Você emprega um trabalhador estrangeiro? Cuidado: eles têm os mesmos direitos que um israelense!
Mesmo que você não despeça o trabalhador, ele ainda assim pode requerer indenização e ganhá-la judicialmente, como foi o caso da Sra. Guzman, das Filipinas (a reclamante), contra a Sra. . Rozental (a reclamada), no Tribunal Regional do Trabalho de Tel Aviv, perante a Ilustríssima Juíza Dra. Ariela Katz.
A reclamante processou a reclamada pedindo quatro verbas diferentes: indenização por demissão (30 dias por cada ano de trabalho), pagamentos retroativos (diferença entre o salário pago e o que deveria ter sido pago), aviso prévio (é preciso dar aviso prévio de 30 dias antes de demitir um trabalhador), férias (pagamento pelas férias anuais), feriados (aproximadamente 8 dias por ano), e pagamento de horas extras pelo trabalho que ela realizava todos os dias.
Os fatos: a reclamante cuidou da falecida mãe da Sra. Rozental (que faleceu em março de 2009) de agosto de 2006 a março de 2009, durante o total de 27,5 meses.
A mãe costumava acordar todos os dias às 6 horas da manhã e as horas da manhã eram passadas na cozinha, lendo. A mãe ia dormir todo dia entre 14 e 17 horas da tarde, e passava as noites assistindo televisão. A reclamada vinha visitar sua mãe por volta das 21 horas todos os dias e costumada ficar até a meia noite. Logo após a saída da reclamada, a reclamante colocava a mãe na cama para dormir.
A reclamante não saía de casa, salvo uma vez por mês por 12 horas, mas tinha muito tempo livre durante o dia em casa.
A reclamante recebia um pagamento de $50 como remuneração pelo dia livre ao qual tinha direito durante a semana, e não tinha quaisquer feriados. Ela nunca era autorizada a levar a mãe para passear. A reclamante não tinha direito de ter a chave da casa, ir ao shopping, utilizar a máquina de lavar da casa e nem mesmo sair para levar o lixo para fora da casa (isso era feito somente pela reclamada). A única vez que ela tinha o direito de sair da casa era para levar a mãe ao posto de saúde (a irmã da reclamada era quem geralmente levava sua mãe ao médico).
O salário da reclamante começou em 600 dólares, e mais 80 shekels por semana para gastos pessoais, e mais tarde subiu para 650 dólares. Por cada ano de trabalho, a reclamante recebia aproximadamente 2.500 shekels a título de férias e pagamento por feriados. Por cada dia de feriado filipino, ela recebia 50 dólares adicionais.
Em 11 de agosto de 2008, a mãe se queixou à reclamada dizendo que a reclamante batia nela. Em 24 de agosto, a reclamada pediu demissão, e a reclamante recusou. Em 25 de agosto, a polícia prendeu a reclamante e ela passou a noite na prisão. Na noite seguinte, ela foi solta e não foram registradas queixas contra ela.

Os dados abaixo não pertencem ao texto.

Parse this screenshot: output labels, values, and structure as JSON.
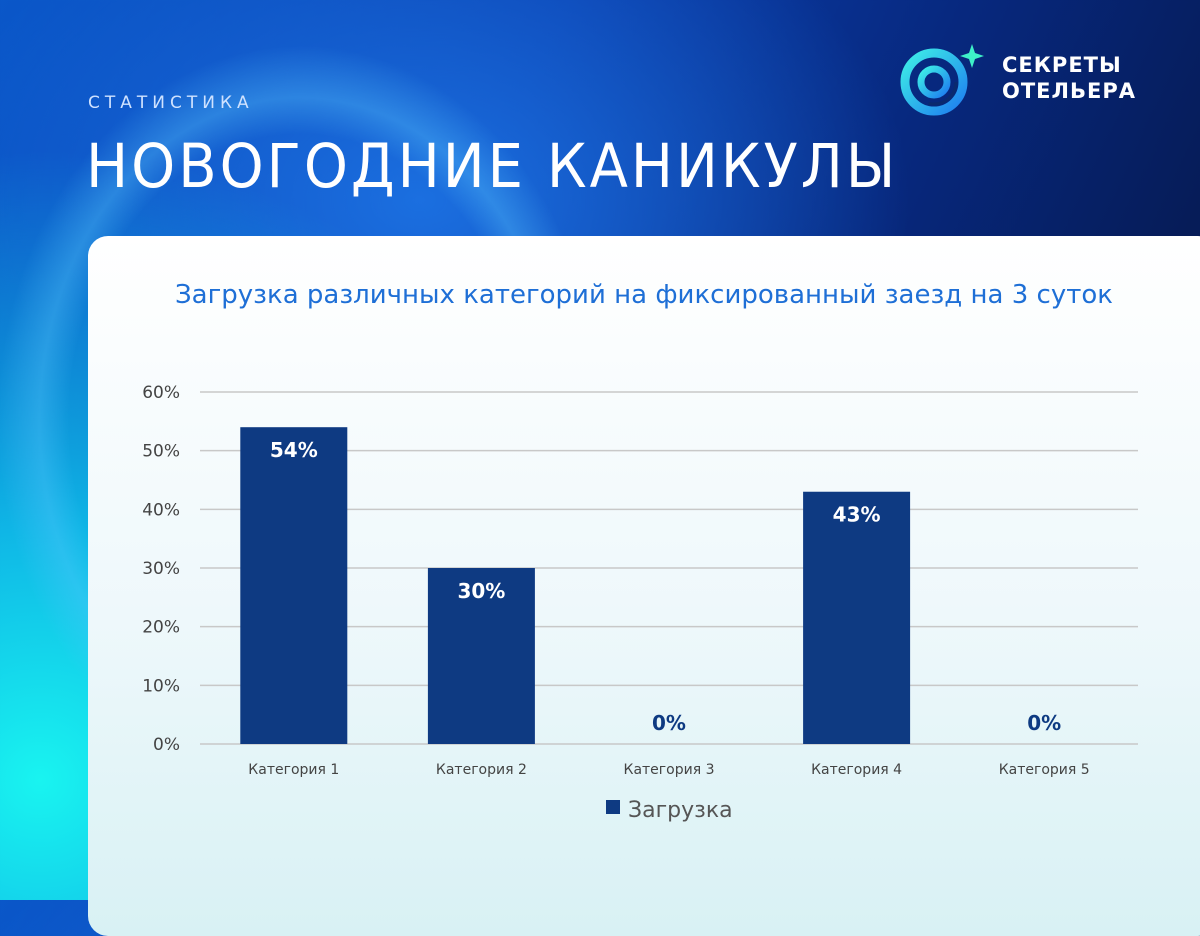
{
  "header": {
    "eyebrow": "СТАТИСТИКА",
    "title": "НОВОГОДНИЕ КАНИКУЛЫ"
  },
  "logo": {
    "line1": "СЕКРЕТЫ",
    "line2": "ОТЕЛЬЕРА",
    "icon": "sparkle-ring-icon"
  },
  "colors": {
    "bar": "#0e3a82",
    "title": "#1e6fd6",
    "grid": "#c8c8c8"
  },
  "chart_data": {
    "type": "bar",
    "title": "Загрузка различных категорий на фиксированный заезд на 3 суток",
    "categories": [
      "Категория 1",
      "Категория 2",
      "Категория 3",
      "Категория 4",
      "Категория 5"
    ],
    "series": [
      {
        "name": "Загрузка",
        "values": [
          54,
          30,
          0,
          43,
          0
        ]
      }
    ],
    "data_labels": [
      "54%",
      "30%",
      "0%",
      "43%",
      "0%"
    ],
    "yticks": [
      "0%",
      "10%",
      "20%",
      "30%",
      "40%",
      "50%",
      "60%"
    ],
    "ylim": [
      0,
      60
    ],
    "grid": true,
    "legend_position": "bottom"
  }
}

Em 2 de dezembro, a reclamante recebeu um cheque de 5.316 shekels, que deveria cobrir todos os “direitos” e benefícios aos quais ela tinha direito.

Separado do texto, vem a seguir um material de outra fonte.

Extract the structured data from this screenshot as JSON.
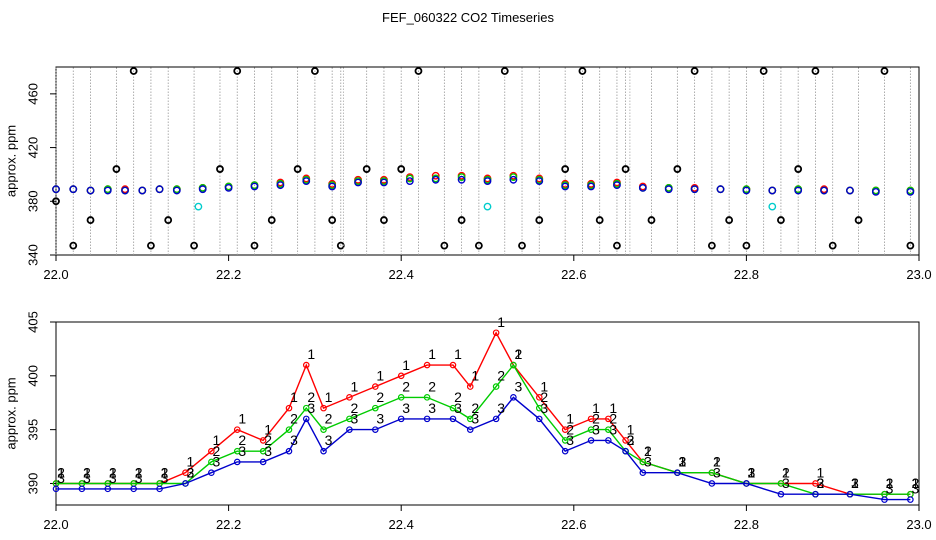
{
  "figure": {
    "title": "FEF_060322  CO2 Timeseries"
  },
  "chart_data": [
    {
      "type": "scatter",
      "ylabel": "approx. ppm",
      "xlim": [
        22.0,
        23.0
      ],
      "ylim": [
        340,
        480
      ],
      "x_ticks": [
        "22.0",
        "22.2",
        "22.4",
        "22.6",
        "22.8",
        "23.0"
      ],
      "y_ticks": [
        "340",
        "380",
        "420",
        "460"
      ],
      "series": [
        {
          "color": "#ff0000",
          "x": [
            22.0,
            22.02,
            22.04,
            22.06,
            22.08,
            22.1,
            22.12,
            22.14,
            22.17,
            22.2,
            22.23,
            22.26,
            22.29,
            22.32,
            22.35,
            22.38,
            22.41,
            22.44,
            22.47,
            22.5,
            22.53,
            22.56,
            22.59,
            22.62,
            22.65,
            22.68,
            22.71,
            22.74,
            22.77,
            22.8,
            22.83,
            22.86,
            22.89,
            22.92,
            22.95,
            22.99
          ],
          "y": [
            389,
            389,
            388,
            389,
            389,
            388,
            389,
            389,
            390,
            391,
            392,
            394,
            397,
            393,
            396,
            396,
            398,
            399,
            399,
            397,
            399,
            397,
            393,
            393,
            394,
            391,
            390,
            390,
            389,
            389,
            388,
            389,
            389,
            388,
            388,
            388
          ]
        },
        {
          "color": "#00cc00",
          "x": [
            22.0,
            22.02,
            22.04,
            22.06,
            22.08,
            22.1,
            22.12,
            22.14,
            22.17,
            22.2,
            22.23,
            22.26,
            22.29,
            22.32,
            22.35,
            22.38,
            22.41,
            22.44,
            22.47,
            22.5,
            22.53,
            22.56,
            22.59,
            22.62,
            22.65,
            22.68,
            22.71,
            22.74,
            22.77,
            22.8,
            22.83,
            22.86,
            22.89,
            22.92,
            22.95,
            22.99
          ],
          "y": [
            389,
            389,
            388,
            389,
            388,
            388,
            389,
            389,
            390,
            391,
            392,
            393,
            396,
            392,
            395,
            395,
            397,
            397,
            398,
            396,
            398,
            396,
            392,
            392,
            393,
            390,
            390,
            389,
            389,
            389,
            388,
            389,
            388,
            388,
            388,
            388
          ]
        },
        {
          "color": "#0000cc",
          "x": [
            22.0,
            22.02,
            22.04,
            22.06,
            22.08,
            22.1,
            22.12,
            22.14,
            22.17,
            22.2,
            22.23,
            22.26,
            22.29,
            22.32,
            22.35,
            22.38,
            22.41,
            22.44,
            22.47,
            22.5,
            22.53,
            22.56,
            22.59,
            22.62,
            22.65,
            22.68,
            22.71,
            22.74,
            22.77,
            22.8,
            22.83,
            22.86,
            22.89,
            22.92,
            22.95,
            22.99
          ],
          "y": [
            389,
            389,
            388,
            388,
            388,
            388,
            389,
            388,
            389,
            390,
            391,
            392,
            395,
            391,
            394,
            394,
            395,
            396,
            396,
            395,
            396,
            395,
            391,
            391,
            392,
            390,
            389,
            389,
            389,
            388,
            388,
            388,
            388,
            388,
            387,
            387
          ]
        },
        {
          "color": "#000000",
          "x": [
            22.0,
            22.02,
            22.04,
            22.07,
            22.09,
            22.11,
            22.13,
            22.16,
            22.19,
            22.21,
            22.23,
            22.25,
            22.28,
            22.3,
            22.32,
            22.33,
            22.36,
            22.38,
            22.4,
            22.42,
            22.45,
            22.47,
            22.49,
            22.52,
            22.54,
            22.56,
            22.59,
            22.61,
            22.63,
            22.65,
            22.66,
            22.69,
            22.72,
            22.74,
            22.76,
            22.78,
            22.8,
            22.82,
            22.84,
            22.86,
            22.88,
            22.9,
            22.93,
            22.96,
            22.99
          ],
          "y": [
            380,
            347,
            366,
            404,
            477,
            347,
            366,
            347,
            404,
            477,
            347,
            366,
            404,
            477,
            366,
            347,
            404,
            366,
            404,
            477,
            347,
            366,
            347,
            477,
            347,
            366,
            404,
            477,
            366,
            347,
            404,
            366,
            404,
            477,
            347,
            366,
            347,
            477,
            366,
            404,
            477,
            347,
            366,
            477,
            347
          ]
        },
        {
          "color": "#00cccc",
          "x": [
            22.165,
            22.5,
            22.83
          ],
          "y": [
            376,
            376,
            376
          ]
        }
      ]
    },
    {
      "type": "line",
      "ylabel": "approx. ppm",
      "xlim": [
        22.0,
        23.0
      ],
      "ylim": [
        388,
        405
      ],
      "x_ticks": [
        "22.0",
        "22.2",
        "22.4",
        "22.6",
        "22.8",
        "23.0"
      ],
      "y_ticks": [
        "390",
        "395",
        "400",
        "405"
      ],
      "series": [
        {
          "color": "#ff0000",
          "label": "1",
          "x": [
            22.0,
            22.03,
            22.06,
            22.09,
            22.12,
            22.15,
            22.18,
            22.21,
            22.24,
            22.27,
            22.29,
            22.31,
            22.34,
            22.37,
            22.4,
            22.43,
            22.46,
            22.48,
            22.51,
            22.53,
            22.56,
            22.59,
            22.62,
            22.64,
            22.66,
            22.68,
            22.72,
            22.76,
            22.8,
            22.84,
            22.88,
            22.92,
            22.96,
            22.99
          ],
          "y": [
            390,
            390,
            390,
            390,
            390,
            391,
            393,
            395,
            394,
            397,
            401,
            397,
            398,
            399,
            400,
            401,
            401,
            399,
            404,
            401,
            398,
            395,
            396,
            396,
            394,
            392,
            391,
            391,
            390,
            390,
            390,
            389,
            389,
            389
          ]
        },
        {
          "color": "#00cc00",
          "label": "2",
          "x": [
            22.0,
            22.03,
            22.06,
            22.09,
            22.12,
            22.15,
            22.18,
            22.21,
            22.24,
            22.27,
            22.29,
            22.31,
            22.34,
            22.37,
            22.4,
            22.43,
            22.46,
            22.48,
            22.51,
            22.53,
            22.56,
            22.59,
            22.62,
            22.64,
            22.66,
            22.68,
            22.72,
            22.76,
            22.8,
            22.84,
            22.88,
            22.92,
            22.96,
            22.99
          ],
          "y": [
            390,
            390,
            390,
            390,
            390,
            390,
            392,
            393,
            393,
            395,
            397,
            395,
            396,
            397,
            398,
            398,
            397,
            396,
            399,
            401,
            397,
            394,
            395,
            395,
            393,
            392,
            391,
            391,
            390,
            390,
            389,
            389,
            389,
            389
          ]
        },
        {
          "color": "#0000cc",
          "label": "3",
          "x": [
            22.0,
            22.03,
            22.06,
            22.09,
            22.12,
            22.15,
            22.18,
            22.21,
            22.24,
            22.27,
            22.29,
            22.31,
            22.34,
            22.37,
            22.4,
            22.43,
            22.46,
            22.48,
            22.51,
            22.53,
            22.56,
            22.59,
            22.62,
            22.64,
            22.66,
            22.68,
            22.72,
            22.76,
            22.8,
            22.84,
            22.88,
            22.92,
            22.96,
            22.99
          ],
          "y": [
            389.5,
            389.5,
            389.5,
            389.5,
            389.5,
            390,
            391,
            392,
            392,
            393,
            396,
            393,
            395,
            395,
            396,
            396,
            396,
            395,
            396,
            398,
            396,
            393,
            394,
            394,
            393,
            391,
            391,
            390,
            390,
            389,
            389,
            389,
            388.5,
            388.5
          ]
        }
      ]
    }
  ]
}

As alegações da reclamante: ela recebia menos que o salário mínimo; ela foi demitida ou forçada a pedir demissão e, por causa da falsa acusação contra ela, ela não consegue encontrar outro emprego; a reclamante não recebia 36 horas contínuas de descanso semanal e, ao invés disso, recebia somente 12 horas por mês!

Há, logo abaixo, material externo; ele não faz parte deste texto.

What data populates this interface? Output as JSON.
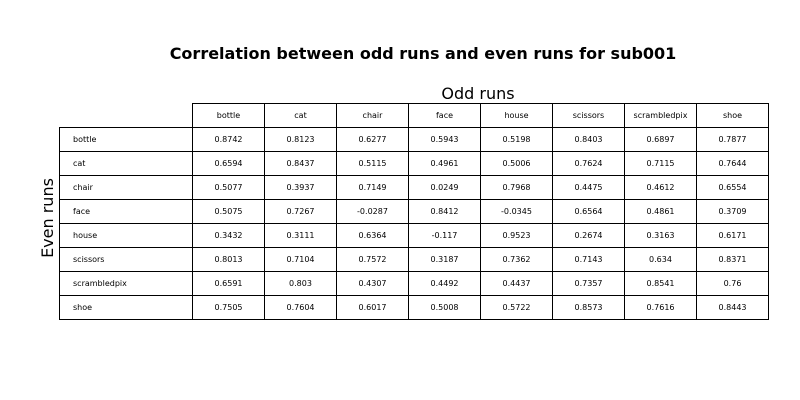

O tribunal decidiu conforme segue: a reclamante não tinha direito a “horas extras” (de acordo com a decisão do Supremo Tribunal em outro caso – “Glutan”, que é possível que seja alterado em breve).
Em 21 de setembro, a Ilustríssima Juíza decidiu conforme segue:
A situação descrita denota uma conduta chocante e vergonhosa por parte da reclamada para com a reclamante, que é uma trabalhadora estrangeira. Seu único “crime” foi o de ter vindo para Israel para ganhar a vida. Assim, a reclamada pagará à reclamante o valor ao qual ela tem direito por lei: um total de 99.102 shekels e, adicionalmente, 1.000 shekels por custas judiciais e 15.000 shekels por honorários advocatícios.